In 1999, a miniature rotor that could be moved reliably was attached to a molecule. Researchers have come a long way since that Nobel Prize-winning work was performed by Bernard Feringa. Scientists have engineered nanoscale drills, which can be controlled with visible light and were able to punch into antibiotic-resistant bacteria, killing them. This work could open up an entirely new approach to fighting infectious skin diseases.
Reporting in Science Advances, researchers developed and tested six versions of molecular machines. All were successfully able to drill into the cell membranes of gram-negative and gram-positive bacteria in about two minutes or less.
There has been an arms race in microbes, which all need nutrients and have to find a place to live. They do battle with antibiotic drugs, with one another, and other microbes like viruses, creating ways to fight and defend through evolution. But microbes will have a tough time defending themselves against a mechanical foe, and it seems unlikely that they would find a way to overcome a machine. As antibiotic resistance rises in the microbial world, this could be a great strategy to fight some deadly pathogens.
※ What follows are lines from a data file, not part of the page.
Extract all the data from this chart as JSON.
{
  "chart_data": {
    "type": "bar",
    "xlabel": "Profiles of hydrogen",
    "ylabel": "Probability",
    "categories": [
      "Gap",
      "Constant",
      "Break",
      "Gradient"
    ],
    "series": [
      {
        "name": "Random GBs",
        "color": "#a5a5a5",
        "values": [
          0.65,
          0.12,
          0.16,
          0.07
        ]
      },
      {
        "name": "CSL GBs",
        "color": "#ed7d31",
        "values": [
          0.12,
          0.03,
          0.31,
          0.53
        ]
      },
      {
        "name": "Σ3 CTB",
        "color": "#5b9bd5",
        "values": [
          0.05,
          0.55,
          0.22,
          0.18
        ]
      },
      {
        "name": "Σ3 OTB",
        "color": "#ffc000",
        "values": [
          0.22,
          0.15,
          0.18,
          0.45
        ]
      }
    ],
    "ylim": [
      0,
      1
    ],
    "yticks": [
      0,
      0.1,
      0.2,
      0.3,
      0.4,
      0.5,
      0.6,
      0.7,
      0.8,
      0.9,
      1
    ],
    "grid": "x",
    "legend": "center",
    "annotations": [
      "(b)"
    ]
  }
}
“I tell students that when they are my age, antibiotic-resistant bacteria are going to make COVID look like a walk in the park,” said senior study author James Tour, a Professor at Rice University. “Antibiotics won’t be able to keep 10 million people a year from dying of bacterial infections. But this really stops them.”
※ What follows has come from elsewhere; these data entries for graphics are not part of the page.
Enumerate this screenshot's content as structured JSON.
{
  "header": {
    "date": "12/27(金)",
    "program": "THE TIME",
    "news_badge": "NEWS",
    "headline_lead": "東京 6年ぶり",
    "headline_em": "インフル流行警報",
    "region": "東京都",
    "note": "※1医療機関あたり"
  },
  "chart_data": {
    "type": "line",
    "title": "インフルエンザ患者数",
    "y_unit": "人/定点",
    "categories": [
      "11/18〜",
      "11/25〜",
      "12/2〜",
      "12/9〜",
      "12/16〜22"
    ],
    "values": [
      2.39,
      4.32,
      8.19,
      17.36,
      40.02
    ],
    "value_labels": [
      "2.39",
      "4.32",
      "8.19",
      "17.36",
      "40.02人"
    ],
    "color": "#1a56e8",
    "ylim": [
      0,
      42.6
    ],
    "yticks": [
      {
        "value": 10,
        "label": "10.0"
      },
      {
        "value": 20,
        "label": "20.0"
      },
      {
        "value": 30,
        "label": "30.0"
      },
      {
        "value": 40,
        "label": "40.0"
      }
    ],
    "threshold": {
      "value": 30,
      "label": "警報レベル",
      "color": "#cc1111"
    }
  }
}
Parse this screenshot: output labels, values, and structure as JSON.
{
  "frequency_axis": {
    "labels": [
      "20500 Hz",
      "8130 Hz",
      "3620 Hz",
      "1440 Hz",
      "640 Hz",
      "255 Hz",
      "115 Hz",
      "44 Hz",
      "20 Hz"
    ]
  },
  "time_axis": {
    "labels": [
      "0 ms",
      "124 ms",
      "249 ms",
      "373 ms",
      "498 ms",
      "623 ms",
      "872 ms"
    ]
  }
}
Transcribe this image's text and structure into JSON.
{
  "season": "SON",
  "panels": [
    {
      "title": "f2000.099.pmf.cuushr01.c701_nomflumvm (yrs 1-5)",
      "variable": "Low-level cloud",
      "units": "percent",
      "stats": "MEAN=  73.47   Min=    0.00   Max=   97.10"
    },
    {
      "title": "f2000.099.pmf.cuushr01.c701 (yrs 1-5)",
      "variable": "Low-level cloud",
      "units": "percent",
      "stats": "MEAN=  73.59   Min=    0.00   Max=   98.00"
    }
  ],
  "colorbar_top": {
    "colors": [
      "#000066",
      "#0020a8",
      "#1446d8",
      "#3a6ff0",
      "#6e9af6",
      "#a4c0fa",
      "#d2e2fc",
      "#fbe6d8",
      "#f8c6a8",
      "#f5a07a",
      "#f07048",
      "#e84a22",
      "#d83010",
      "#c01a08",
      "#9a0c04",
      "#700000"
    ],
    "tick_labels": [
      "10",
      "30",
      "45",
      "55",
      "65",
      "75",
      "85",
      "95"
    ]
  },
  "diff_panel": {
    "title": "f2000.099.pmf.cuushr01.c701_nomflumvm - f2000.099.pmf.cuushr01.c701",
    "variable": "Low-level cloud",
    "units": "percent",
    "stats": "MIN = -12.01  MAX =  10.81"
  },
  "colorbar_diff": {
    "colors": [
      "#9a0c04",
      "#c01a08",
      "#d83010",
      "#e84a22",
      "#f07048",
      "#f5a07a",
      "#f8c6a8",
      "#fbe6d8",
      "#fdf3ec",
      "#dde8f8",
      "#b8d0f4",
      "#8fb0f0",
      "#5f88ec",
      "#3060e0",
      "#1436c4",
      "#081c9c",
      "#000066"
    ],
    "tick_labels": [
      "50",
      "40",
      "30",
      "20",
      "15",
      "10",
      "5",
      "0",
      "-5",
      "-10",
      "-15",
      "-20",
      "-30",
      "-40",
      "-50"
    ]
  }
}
The motorized molecules were initially tested on models of burn wound infections. This showed that the nanomachines could rapidly kill pathogenic bacteria, including deadly methicillin-resistant Staphylococcus aureus, which caused an estimated 100,000 deaths in 2019 alone.
The nanomachines no longer rely on UV light for activation, a major step forward since UV light can be damaging to human cells. They can also break up tough, tenacious forms of microbes, including biofilms and persister cells, which can both become resistant to antibiotics.
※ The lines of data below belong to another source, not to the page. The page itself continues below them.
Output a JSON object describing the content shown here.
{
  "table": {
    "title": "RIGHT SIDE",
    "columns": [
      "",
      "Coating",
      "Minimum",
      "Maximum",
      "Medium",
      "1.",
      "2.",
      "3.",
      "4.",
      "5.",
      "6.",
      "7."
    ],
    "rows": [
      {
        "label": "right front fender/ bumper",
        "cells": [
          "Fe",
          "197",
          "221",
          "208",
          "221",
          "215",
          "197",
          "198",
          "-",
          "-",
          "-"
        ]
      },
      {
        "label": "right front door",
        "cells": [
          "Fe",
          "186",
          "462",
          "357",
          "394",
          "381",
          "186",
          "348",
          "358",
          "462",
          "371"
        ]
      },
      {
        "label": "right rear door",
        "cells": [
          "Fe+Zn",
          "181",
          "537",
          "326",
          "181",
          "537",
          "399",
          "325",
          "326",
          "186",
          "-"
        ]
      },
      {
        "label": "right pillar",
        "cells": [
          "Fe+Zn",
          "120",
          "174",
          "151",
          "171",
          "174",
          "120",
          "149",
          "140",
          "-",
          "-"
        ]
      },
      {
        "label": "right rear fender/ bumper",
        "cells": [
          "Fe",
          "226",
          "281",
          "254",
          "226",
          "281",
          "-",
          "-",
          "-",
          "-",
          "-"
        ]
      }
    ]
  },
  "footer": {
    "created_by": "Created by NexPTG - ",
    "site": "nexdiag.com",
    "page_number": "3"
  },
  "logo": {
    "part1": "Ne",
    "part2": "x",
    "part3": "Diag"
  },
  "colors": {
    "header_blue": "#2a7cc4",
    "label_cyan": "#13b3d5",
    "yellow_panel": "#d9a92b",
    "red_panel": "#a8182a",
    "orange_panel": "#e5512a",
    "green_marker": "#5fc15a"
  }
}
An antibiotic may be able to kill most of a bacterial colony. However, "... there are often a few persister cells that for some reason don’t die. But that doesn’t matter to the drills,” said Tour.
These molecular machines could also be used in conjunction with antibacterial drugs to boost their efficacy. Drugs that have been rendered ineffective because bacteria found a way to prevent them from getting in could enter through the tiny holes made by nanomachines, and kill bacteria once again.
Now, the scientists are improving the nanomachines so they will target bacteria specifically, and leave mammalian cells unharmed and intact; they are connecting bacteria-seeking tags to the drills. “But even without that, the peptide can be applied to a site of bacterial concentration, like in a burn wound area,” noted first study author and postdoctoral researcher Dr. Ana Santos.